Welcome with compassion in the heart

The pity is knowing how to truly put yourself in the other's shoes, the wounded, the disappointed, the betrayed ...

by Rosanna Tabasso

 

Where is the world we know going, what are we experiencing? These questions are constantly spinning in our heads, we repeat them like a refrain that comes to mind by itself. We listen to news, we talk to people, we do housekeeping and we realize that poverty increases; we feel the fear that the contagion reaches us and this thought does not make us live: the sense of precariousness, loss, fear, anger in the face of the difficulties of more and more people increases.

And then the earth trembles here and there, it rains and the weather alert immediately starts, it's hot and the glaciers melt, it's cold and it's black out, fine dust, pollution ... The alarmism in the face of natural events it makes us even more insecure. We are poisoned by this sense of precariousness and the reaction is likely to be worse than the problem. The risk is to close, be sad, let yourself live or be stunned to forget. But there is another possibility and it is to change the view and choose the style of the Samaritan indicated by Jesus in the Gospel: to get off the horse, to leave aside our first certainties and learn a new refrain to live this time, learn compassion, open your heart and put intelligence at its service. Heartless intelligence is not enough, it also takes the ability to compete and this faculty of the heart can direct the intelligence to exploit unexpected resources. "Pitying is knowing how to truly put yourself in the other's shoes with love and responsibility" repeats the Rule of Yes and this is the new refrain to learn quickly and to live in this besieged today of the poor and hopeless.

Jesus' time should not have been so different from ours if crowds of breadless people followed him and sometimes he had to run away secretly from that siege. Jesus looked at them and was moved by them, he felt compassion and said to them "Come to me all you tired and oppressed and I will refresh you" (Mt 11, 28). He had no wealth to distribute but hope to awaken in them.

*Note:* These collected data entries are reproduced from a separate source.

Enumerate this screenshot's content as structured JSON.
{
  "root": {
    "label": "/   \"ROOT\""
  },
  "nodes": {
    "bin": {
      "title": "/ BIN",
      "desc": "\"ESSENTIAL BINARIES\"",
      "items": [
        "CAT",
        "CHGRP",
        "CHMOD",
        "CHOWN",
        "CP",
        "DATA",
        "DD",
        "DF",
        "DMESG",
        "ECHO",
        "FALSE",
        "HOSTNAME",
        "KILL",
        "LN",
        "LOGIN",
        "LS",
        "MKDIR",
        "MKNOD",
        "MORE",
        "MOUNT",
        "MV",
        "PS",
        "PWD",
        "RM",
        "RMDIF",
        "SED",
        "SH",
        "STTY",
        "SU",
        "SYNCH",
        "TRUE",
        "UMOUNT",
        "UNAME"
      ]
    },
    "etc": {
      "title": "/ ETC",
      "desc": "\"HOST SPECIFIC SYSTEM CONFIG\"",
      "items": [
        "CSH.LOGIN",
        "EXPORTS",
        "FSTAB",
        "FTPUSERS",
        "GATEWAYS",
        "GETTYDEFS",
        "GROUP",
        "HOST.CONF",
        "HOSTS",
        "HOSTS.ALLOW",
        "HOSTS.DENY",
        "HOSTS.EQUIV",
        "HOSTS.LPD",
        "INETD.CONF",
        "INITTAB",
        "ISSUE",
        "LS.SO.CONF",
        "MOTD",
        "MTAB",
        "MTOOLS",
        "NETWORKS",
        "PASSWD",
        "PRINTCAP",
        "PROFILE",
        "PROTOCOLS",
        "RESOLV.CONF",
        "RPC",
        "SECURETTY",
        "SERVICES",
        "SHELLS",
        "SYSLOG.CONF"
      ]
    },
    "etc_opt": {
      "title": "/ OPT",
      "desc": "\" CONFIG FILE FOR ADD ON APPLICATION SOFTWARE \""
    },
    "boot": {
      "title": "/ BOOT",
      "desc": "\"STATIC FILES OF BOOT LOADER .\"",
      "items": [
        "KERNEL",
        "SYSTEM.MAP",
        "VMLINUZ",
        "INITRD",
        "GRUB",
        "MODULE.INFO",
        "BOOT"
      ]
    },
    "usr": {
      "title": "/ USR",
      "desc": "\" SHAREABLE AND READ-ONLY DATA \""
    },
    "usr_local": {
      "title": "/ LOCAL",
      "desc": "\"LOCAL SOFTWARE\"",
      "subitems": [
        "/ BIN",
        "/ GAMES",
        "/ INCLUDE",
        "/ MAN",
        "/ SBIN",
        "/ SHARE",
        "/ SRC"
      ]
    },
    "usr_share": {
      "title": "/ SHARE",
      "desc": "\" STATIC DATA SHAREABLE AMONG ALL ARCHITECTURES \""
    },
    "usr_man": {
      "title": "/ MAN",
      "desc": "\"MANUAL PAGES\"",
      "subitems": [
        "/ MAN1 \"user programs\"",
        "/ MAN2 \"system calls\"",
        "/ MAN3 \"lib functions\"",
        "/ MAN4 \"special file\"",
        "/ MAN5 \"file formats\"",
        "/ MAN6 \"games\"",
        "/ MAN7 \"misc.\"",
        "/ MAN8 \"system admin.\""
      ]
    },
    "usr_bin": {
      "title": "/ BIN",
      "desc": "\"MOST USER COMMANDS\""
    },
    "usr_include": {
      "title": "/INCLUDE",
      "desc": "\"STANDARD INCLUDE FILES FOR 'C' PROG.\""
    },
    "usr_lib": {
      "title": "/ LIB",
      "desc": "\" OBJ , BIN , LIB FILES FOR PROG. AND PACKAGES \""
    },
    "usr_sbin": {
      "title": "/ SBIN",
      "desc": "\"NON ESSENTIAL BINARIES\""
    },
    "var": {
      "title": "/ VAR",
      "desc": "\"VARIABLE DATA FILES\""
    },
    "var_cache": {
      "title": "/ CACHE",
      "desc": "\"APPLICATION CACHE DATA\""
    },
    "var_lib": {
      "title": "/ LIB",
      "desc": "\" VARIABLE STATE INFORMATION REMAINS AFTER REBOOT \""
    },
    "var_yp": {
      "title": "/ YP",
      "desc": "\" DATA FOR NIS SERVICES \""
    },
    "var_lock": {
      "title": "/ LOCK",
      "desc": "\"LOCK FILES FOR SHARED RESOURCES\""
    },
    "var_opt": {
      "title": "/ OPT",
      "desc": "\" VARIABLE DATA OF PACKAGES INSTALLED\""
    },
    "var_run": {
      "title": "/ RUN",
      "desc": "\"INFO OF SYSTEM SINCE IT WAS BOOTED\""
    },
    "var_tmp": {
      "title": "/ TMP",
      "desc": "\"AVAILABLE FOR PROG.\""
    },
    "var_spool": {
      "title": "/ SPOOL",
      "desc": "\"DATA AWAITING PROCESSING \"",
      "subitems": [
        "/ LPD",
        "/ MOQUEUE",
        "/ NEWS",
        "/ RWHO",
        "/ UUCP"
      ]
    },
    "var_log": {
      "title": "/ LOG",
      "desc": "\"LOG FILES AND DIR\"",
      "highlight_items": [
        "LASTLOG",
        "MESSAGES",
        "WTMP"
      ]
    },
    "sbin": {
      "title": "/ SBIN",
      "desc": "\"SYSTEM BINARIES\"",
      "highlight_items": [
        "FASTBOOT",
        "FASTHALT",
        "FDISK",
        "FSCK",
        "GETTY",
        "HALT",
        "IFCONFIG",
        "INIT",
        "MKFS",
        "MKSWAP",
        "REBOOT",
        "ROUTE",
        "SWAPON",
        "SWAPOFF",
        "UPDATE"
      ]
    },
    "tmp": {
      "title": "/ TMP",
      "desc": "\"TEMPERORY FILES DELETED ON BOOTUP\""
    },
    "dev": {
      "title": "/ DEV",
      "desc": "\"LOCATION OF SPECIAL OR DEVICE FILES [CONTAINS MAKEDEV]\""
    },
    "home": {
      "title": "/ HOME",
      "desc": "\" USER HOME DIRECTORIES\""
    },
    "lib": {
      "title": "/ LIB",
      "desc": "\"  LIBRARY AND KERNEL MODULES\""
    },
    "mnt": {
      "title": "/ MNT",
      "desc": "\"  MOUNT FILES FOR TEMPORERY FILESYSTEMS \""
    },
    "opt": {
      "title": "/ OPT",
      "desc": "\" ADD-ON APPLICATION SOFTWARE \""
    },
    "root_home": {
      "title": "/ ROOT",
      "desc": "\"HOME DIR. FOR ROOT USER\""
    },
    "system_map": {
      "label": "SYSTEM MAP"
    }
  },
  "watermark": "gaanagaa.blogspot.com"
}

We moderns have rejected the emotion because it was presented to us as sentimentalism but also because it focuses on what is missing and which we are unable to control and resolve, it makes us feel powerless, uncovered. We grew up in a time when everything is within our reach, we can do everything with our own strength, we can solve everything by ourselves. And where we are unable to solve on our own, we remove the problem, such as disease or death.
The emotion provides an involvement that frightens those who are used to solving everything in a progressive sequence of question-answer, need-solution. Today, however, we feel that this sequence no longer holds, there are no longer enough resources to carry it forward with our human strength. For us, this moment is an opportunity for the conversion of the heart. To enhance what most characterizes us as people: move towards the other, love him. The jolts of this time can help us to rediscover ourselves, to find ourselves and the sense of life. We meet people and come back to come.

We can contribute to recreate a fabric of humanity in our neighborhoods, in our countries, perhaps starting from the condominiums where we live.
Compassion thus educates us to overcome indifference, to meet people, to recognize their efforts, to stay close. Perhaps we will not have great solutions to offer to those who have lost their jobs, to those who have no home, to those with a sick person at home ... but we will not be afraid to let ourselves be touched by the suffering humanity of those we approach, listen to them, become familiar with them. And then when the heart is open, the intelligence activates to seek answers of solidarity, perhaps changing our lifestyle: taking some time to listen, accompanying a person in difficulty; to experience that you can open your own home to a lonely elderly person, to a mother and her son, to share something concrete with those who no longer have the necessary. Nothing new, simply the rediscovery of compassion as a response to the complexity of this today, a response that returns meaning to life.